Yeah, just watch a few youtube tutorials on how to bake, in Blender, you have every-thing you need, you can always take the simple model, go into ’ Edit mode ’ and, snap the vertices to the detailed model, using snap to face, so you get a really nice low-detail mesh, that follows the detailed one closely - - then, I think you just select the detailed one, the shift click low-detail one and, hit bake, it’s that simple, just watch some tutorials, be aware that a detailed mesh like that will probably require a high-res normal map, at least 2048x2048 - - also, if you unwrap the low-detail manually or, at least add good ’ seams ’ to it ( in edge menu, in UV unwrapping mode ), then Smart UV Unwrap will give good results, just add good seams first, so it unwraps those, as well - -
you’re almost there, Keep goin - -
Yes, it shoudl be sufficient for the small details, but he wont get the large deformations .

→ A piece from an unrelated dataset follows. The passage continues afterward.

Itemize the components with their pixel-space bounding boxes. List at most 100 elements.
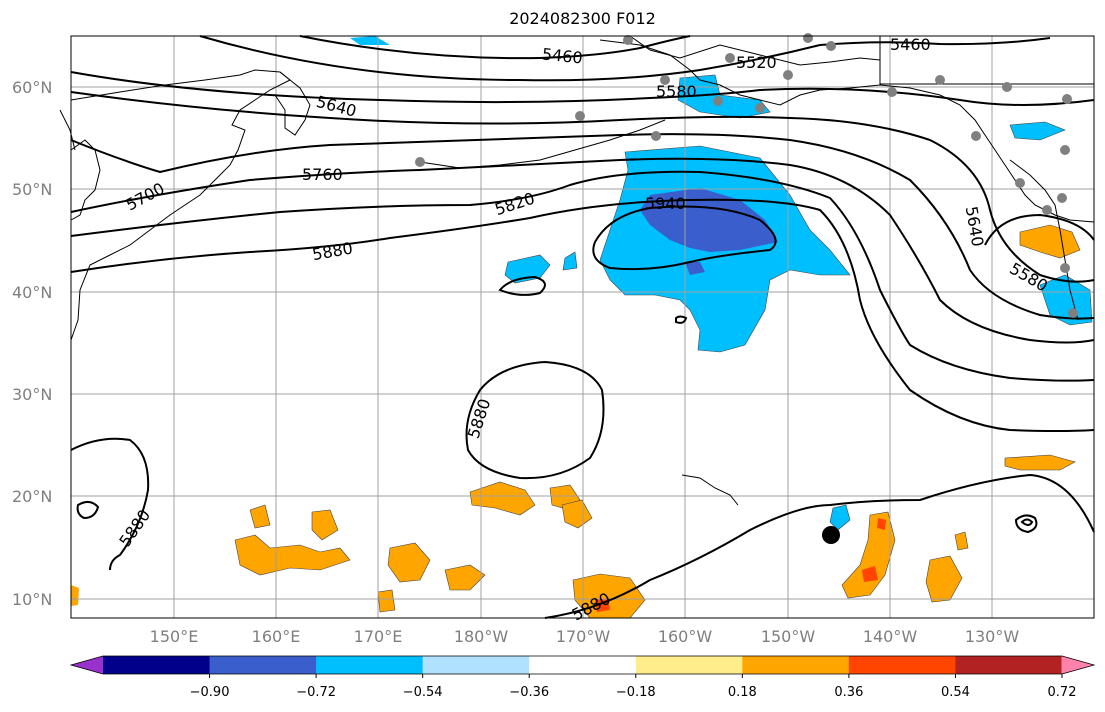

Thank you for your responses everyone! To tell the truth, I’m still a bit overwhelmed with this problem, even after looking at a few more tutorials. I guess part of it feels strange because it always seems that you can tell if an object is “flat”, even when it has normals.
It’s also strange because even with a high multi resolution, you can see the low poly-ness of the mesh from a closer distance. This confuses me when I watch tutorials like this one where they use fewer subdivisions and yet it looks cleaner…

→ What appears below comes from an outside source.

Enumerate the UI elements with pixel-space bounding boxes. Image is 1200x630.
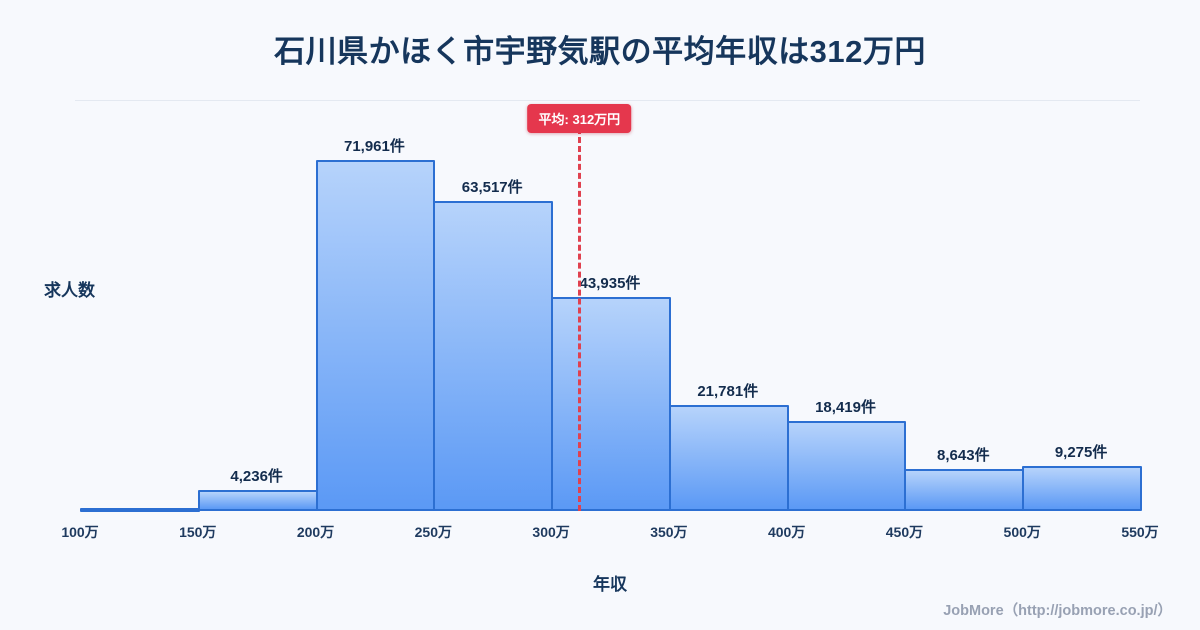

In general, I just suck at making rocks, but thank you for all of your support everyone! I will try to improve!
Normal maps Don’t add details from very sharp angles, you need to make sure the over-all geometry is there and, use the Normal to add details, to think that don’t need to have a silhouette . . if your basic mesh doesn’t have enough faces, it will look flat - - Still, you can go from 100.000 to, may-be 5000 faces, that way - - Your base mesh needs more detail, That’s all - –
To get a result like that a normal map is not enough, you need real displacement, that you can get with a B/W height map linked to a Displacement node, or to a Displace modifier.
There is also the Vector Displacement node available which make use of a RGB map, however a normal map doesn’t work here, and a proper map must be generated on other programs.
The artifacts along the fine creases look indeed odd. Can I see the normal map and a render without the normal map? They must come from somewhere. There might have something gone wrong during baking.
The thing to think about is a detail map like a normal/bump/displacement will not affect geometry of the mesh and are intended for more of a distant shot. The closer you get to the object or change the rotation of the object you start to see that it is indeed flat and just smoke and mirrors. So the main thing to consider is how close is the object going to be in the render to the camera and will it be animated (moving closer and further away to the camera) Then make your decision on if you will need that geometry or if you can just get away with a normal/disp/bump map. This thread someone was asking about rocks and I show an example of the difference between a normal map render and one with geometry. What is the best way for modeling? Blender Guru had a tutorial as well of a way to do a cliff face and he goes over the sculpting side of it,
look, when you bake the map, you must input a distance, called ’ ray extension ’ or, something it determines how far the ’ base mesh ’ looks for detail, I think it might be that, I agree, it should definitely look better and, if some-one can do better but, with less detailed base mesh hmm . . if the scale of your object is very big, like 30 x 30 m, in Blender units, the Bake distance needs to be corrected, since it’s in meters - -?
I’m sorry! I forgot about this thread! I actually didn’t create any normal maps, I just used some sculpting brushes.
So at the fine creases, this means that the mesh itself has the ripples? Hmm, in that case finer subdivision or retopology would likely be needed. I’m not into sculpting, so cannot say whether dynotopo is a good idea.
Finer subdivisions has helped alot. I think I’ve finally gotten it!